Nous échangeons quelques propos sans intérêt, puis elle s’excuse encore:
- C’est vraiment la première fois que je descends dans un endroit comme celui-ci…
- Moi aussi, lui dis-je, mais nous sommes dans une vallée pauvre, s’il existait des hôtels dignes de ce nom, j’y serai descendu. D’ailleurs j’ai réservé au Hilton de Chang Mai pour demain, cette jungle est trop inconfortable.
Repas
Sur la colline de Pai où Guy range son matériel de navigation. Il cuisine un porc sauce citronnelle et lait de coco. D’autres Français sont invités. Un couple qui vit dans la vallée six mois par an. Jacques est sobre et réservé. Quand il parle, les autres l’écoutent. Sa femme par exemple. Un caractère. Visage buriné, épaules devant, coudes devant, et une gouaille! D’ailleurs, toute nuance de langage semble la gêner. Si vous dites, “ils sortaient ensemble”, elle traduit: “il baisait cette bombasse”. Elle dans son élément — n’y serait-elle pas que cela ne la gênerait aucunement — puisque la conversation porte sur le sexe et la nourriture. A croire que c’est là ce qui manque aux expatriés. L’autre invité est un ancien tenancier de bar de Ménilmontant, qui travaille, ce sont ses mots, “dans une obscure officine de l’Etat à Paris”, et attend pour s’installer dans cette jungle que sa vieille maman meurt. Plus tard, le couple raconte son voyage au Cambodge, tenu qu’il est, comme tous les touristes (Guy est à ce régime depuis trente ans) de quitter le territoire national tous les trois mois: une horreur! Pays dangereux, disent-ils, peuplé de voleurs, de chauffards et de corrompus.
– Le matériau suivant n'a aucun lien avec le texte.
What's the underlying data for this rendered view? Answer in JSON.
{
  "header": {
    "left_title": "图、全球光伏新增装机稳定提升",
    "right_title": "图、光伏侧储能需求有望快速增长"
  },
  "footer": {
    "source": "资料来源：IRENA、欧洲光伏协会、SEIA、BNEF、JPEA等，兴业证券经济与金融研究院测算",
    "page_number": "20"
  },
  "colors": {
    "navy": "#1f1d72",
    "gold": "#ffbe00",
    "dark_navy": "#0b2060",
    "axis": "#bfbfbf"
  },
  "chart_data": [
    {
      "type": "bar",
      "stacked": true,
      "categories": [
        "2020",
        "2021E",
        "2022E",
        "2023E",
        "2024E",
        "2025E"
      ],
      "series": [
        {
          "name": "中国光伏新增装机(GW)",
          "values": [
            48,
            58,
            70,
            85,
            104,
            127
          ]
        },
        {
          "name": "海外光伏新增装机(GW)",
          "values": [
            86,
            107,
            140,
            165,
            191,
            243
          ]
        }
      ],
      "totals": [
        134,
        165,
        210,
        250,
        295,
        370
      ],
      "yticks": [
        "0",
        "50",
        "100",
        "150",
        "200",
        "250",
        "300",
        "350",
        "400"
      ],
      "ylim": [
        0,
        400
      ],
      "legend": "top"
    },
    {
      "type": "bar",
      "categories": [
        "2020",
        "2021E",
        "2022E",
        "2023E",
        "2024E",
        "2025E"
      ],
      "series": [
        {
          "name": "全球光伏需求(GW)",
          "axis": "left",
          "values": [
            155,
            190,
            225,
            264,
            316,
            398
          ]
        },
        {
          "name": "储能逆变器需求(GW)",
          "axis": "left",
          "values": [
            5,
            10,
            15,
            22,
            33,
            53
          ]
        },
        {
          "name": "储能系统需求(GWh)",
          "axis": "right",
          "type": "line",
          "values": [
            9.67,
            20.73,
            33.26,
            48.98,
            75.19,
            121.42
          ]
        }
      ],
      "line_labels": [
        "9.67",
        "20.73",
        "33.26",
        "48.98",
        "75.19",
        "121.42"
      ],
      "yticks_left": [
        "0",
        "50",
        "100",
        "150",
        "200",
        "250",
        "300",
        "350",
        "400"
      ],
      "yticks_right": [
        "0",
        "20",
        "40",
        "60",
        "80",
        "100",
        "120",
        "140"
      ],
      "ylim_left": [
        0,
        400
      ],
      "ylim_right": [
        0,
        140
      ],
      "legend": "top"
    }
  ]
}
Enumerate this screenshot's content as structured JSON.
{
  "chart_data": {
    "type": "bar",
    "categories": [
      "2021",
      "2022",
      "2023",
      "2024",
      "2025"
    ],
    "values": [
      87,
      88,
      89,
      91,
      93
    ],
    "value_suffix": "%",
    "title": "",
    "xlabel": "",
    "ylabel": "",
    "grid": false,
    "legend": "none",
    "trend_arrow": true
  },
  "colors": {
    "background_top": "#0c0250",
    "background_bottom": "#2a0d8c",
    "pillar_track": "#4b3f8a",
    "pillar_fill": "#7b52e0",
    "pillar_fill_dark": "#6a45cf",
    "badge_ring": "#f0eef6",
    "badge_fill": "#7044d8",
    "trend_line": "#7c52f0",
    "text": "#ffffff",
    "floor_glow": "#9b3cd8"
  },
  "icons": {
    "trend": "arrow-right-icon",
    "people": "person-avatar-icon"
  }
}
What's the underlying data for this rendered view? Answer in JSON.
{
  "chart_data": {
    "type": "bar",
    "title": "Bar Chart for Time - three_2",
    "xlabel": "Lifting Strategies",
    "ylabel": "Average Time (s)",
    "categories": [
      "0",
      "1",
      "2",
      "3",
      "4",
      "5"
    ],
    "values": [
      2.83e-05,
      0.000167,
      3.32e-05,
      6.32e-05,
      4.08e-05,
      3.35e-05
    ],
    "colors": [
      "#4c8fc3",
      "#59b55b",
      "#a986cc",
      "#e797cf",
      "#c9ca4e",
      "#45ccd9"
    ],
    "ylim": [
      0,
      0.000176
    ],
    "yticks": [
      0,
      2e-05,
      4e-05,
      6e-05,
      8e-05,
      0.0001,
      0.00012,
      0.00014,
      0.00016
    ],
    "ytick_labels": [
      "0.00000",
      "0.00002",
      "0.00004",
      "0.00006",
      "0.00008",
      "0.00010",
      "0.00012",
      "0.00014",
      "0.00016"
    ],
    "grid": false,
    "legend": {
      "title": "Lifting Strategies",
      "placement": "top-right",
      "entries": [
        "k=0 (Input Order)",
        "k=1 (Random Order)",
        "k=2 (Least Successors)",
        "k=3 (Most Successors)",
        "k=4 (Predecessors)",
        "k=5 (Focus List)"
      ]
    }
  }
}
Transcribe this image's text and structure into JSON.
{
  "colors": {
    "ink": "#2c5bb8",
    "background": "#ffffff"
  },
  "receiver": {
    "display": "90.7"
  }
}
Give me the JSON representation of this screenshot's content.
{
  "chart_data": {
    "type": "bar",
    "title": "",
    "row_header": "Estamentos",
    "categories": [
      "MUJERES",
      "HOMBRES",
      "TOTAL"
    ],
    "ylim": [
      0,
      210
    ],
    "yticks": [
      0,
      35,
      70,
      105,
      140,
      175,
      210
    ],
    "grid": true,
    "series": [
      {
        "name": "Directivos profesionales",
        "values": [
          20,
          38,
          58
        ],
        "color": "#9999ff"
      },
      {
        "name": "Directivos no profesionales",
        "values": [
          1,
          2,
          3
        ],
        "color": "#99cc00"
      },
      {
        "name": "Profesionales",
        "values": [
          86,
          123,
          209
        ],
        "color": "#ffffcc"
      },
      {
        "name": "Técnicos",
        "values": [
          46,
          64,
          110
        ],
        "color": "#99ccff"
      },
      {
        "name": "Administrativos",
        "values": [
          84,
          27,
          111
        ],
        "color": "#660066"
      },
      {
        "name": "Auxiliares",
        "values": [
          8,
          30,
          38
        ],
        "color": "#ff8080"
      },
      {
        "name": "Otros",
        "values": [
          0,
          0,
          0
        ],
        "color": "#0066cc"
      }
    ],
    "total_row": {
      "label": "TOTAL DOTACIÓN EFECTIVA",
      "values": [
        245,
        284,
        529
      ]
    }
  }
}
- C’est simple, déclare France, nous ne nagions jamais ensemble. L’un des deux gardait les affaires tandis que l’autre profitait de la mer… et encore, en surveillant ses arrières.
L’amusant est que ces quatre personnes se sont connues sur les bancs de l’école, dans une commune montagneuse de Corrèze. Et soudain, les voici qui partage les derniers ragots sur leur village des Pyrénées.